⚠️ the source code is subject to changes up to June 1st, 2021 (official release date)
This is the official repository for the PyTorch implementation of "Canonical Capsules: Unsupervised Capsules in Canonical Pose" by Weiwei Sun*, Andrea Tagliasacchi*, Boyang Deng, Sara Sabour, Soroosh Yazdani, Geoffrey Hinton, Kwang Moo Yi.
- Project Website
- PDF (arXiv)
- PDF (github copy)
⚠️ If you use this source core or data in your research (in any shape or format), we require you to cite our paper as:
@conference{sun2020canonical,
title={Canonical Capsules: Unsupervised Capsules in Canonical Pose},
author={Weiwei Sun and Andrea Tagliasacchi and Boyang Deng and
Sara Sabour and Soroosh Yazdani and Geoffrey Hinton and
Kwang Moo Yi},
booktitle={arXiv preprint},
publisher_page={https://arxiv.org/abs/2012.04718},
year={2020}
}
Please install dependencies with the provided environment.yml
:
conda env create -f environment.yml
-
We use the ShapeNet dataset as in AtlasNetV2: download the data from AtlasNetV2's official repo and convert the downloaded data into h5 files with the provided script (i.e.,
data_utils/ShapeNetLoader.py
). -
For faster experimentation, please use our 2D planes dataset, which we generated from ShapeNet (please cite both our paper, as well as ShapeNet if you use this dataset).

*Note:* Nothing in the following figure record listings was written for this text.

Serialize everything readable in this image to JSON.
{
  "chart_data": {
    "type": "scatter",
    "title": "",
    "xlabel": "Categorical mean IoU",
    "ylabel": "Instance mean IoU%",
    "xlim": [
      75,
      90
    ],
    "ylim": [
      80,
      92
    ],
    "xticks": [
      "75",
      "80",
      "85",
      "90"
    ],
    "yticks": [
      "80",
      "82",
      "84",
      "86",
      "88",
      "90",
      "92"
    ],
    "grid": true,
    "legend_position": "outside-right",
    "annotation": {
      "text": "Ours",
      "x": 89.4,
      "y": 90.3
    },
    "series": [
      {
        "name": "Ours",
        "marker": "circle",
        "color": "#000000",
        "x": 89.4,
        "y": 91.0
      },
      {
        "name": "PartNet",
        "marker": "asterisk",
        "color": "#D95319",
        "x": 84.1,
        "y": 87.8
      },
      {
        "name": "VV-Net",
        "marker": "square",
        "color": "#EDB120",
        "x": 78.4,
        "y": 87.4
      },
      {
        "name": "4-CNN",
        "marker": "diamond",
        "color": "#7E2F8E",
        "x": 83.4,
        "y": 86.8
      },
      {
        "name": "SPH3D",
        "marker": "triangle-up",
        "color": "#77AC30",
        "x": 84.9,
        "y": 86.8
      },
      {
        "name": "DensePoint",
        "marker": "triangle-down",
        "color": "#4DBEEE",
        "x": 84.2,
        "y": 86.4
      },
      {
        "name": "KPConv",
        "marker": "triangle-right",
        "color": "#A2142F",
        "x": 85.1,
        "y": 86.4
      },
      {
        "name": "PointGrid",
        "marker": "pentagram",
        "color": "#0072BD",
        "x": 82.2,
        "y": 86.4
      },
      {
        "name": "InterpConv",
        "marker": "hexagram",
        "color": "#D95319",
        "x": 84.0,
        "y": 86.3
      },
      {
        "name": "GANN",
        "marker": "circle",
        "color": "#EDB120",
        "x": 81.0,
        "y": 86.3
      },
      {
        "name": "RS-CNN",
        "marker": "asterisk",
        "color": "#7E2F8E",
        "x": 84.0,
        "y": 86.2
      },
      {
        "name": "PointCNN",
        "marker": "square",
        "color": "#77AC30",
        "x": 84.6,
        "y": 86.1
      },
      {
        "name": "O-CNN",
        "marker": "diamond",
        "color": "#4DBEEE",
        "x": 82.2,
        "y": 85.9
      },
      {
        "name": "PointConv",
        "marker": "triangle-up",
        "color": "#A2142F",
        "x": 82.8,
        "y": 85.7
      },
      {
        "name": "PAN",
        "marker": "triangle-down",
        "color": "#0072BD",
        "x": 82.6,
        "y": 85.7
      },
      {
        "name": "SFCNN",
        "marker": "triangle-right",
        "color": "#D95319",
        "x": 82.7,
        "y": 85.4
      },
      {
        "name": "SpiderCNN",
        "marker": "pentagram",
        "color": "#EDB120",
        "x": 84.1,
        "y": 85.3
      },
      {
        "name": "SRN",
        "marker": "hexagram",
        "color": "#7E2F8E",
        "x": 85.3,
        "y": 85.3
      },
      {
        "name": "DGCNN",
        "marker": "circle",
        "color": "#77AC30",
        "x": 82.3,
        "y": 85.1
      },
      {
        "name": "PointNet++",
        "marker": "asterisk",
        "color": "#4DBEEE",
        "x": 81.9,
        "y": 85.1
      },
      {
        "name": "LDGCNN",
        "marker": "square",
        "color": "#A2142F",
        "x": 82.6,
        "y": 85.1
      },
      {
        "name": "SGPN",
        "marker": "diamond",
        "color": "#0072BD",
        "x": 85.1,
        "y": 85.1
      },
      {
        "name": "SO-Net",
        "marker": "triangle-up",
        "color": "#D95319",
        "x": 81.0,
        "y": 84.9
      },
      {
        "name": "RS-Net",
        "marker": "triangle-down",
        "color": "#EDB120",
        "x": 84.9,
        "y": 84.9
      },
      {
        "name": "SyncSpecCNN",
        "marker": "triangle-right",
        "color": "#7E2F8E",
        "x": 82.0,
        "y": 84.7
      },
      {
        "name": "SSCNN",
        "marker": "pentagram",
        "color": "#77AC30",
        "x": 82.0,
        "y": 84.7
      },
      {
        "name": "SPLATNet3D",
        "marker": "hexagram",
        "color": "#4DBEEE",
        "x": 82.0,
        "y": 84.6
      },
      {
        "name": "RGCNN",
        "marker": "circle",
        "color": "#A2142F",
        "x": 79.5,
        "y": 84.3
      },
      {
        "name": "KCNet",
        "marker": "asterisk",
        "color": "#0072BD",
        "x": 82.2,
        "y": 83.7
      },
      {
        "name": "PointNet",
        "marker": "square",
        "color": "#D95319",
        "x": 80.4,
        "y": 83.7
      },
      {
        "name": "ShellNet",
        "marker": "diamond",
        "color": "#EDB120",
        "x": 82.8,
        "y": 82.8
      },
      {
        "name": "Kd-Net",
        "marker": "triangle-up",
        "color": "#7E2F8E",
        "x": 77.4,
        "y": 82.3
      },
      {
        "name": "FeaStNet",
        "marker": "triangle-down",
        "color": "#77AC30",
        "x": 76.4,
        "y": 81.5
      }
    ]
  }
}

To train the model on 2D planes (training of network takes only 50 epochs, and one epoch takes approximately 2.5 minutes on an NVIDIA GTX 1080 Ti):
./main.py --log_dir=plane_dim2 --indim=2 --scheduler=5
To visualize the decompostion and reconstruction:
./main.py --save_dir=gifs_plane2d --indim=2 --scheduler=5 --mode=vis --pt_file=logs/plane_dim2/checkpoint.pth
To train the model on the 3D dataset:
./main.py --log_dir=plane_dim3 --indim=3 --cat_id=-1
We test the model with:
./main.py --log_dir=plane_dim3 --indim=3 --cat_id=-1 --mode=test
Note that the option cat_id
indicates the category id to be used to load the corresponding h5 files (this look-up table):
id | category |
---|---|
-1 | all |
0 | bench |
1 | cabinet |
2 | car |
3 | cellphone |
4 | chair |
5 | couch |
6 | firearm |
7 | lamp |
8 | monitor |
9 | plane |
10 | speaker |
11 | table |
12 | watercraft |
We release the 3D pretrained models for both single categy (airplanes), as well as multi-category (all 13 classes).
We plan to release our code for the classification experiments in the paper as well (ETA: by the end of Janurary).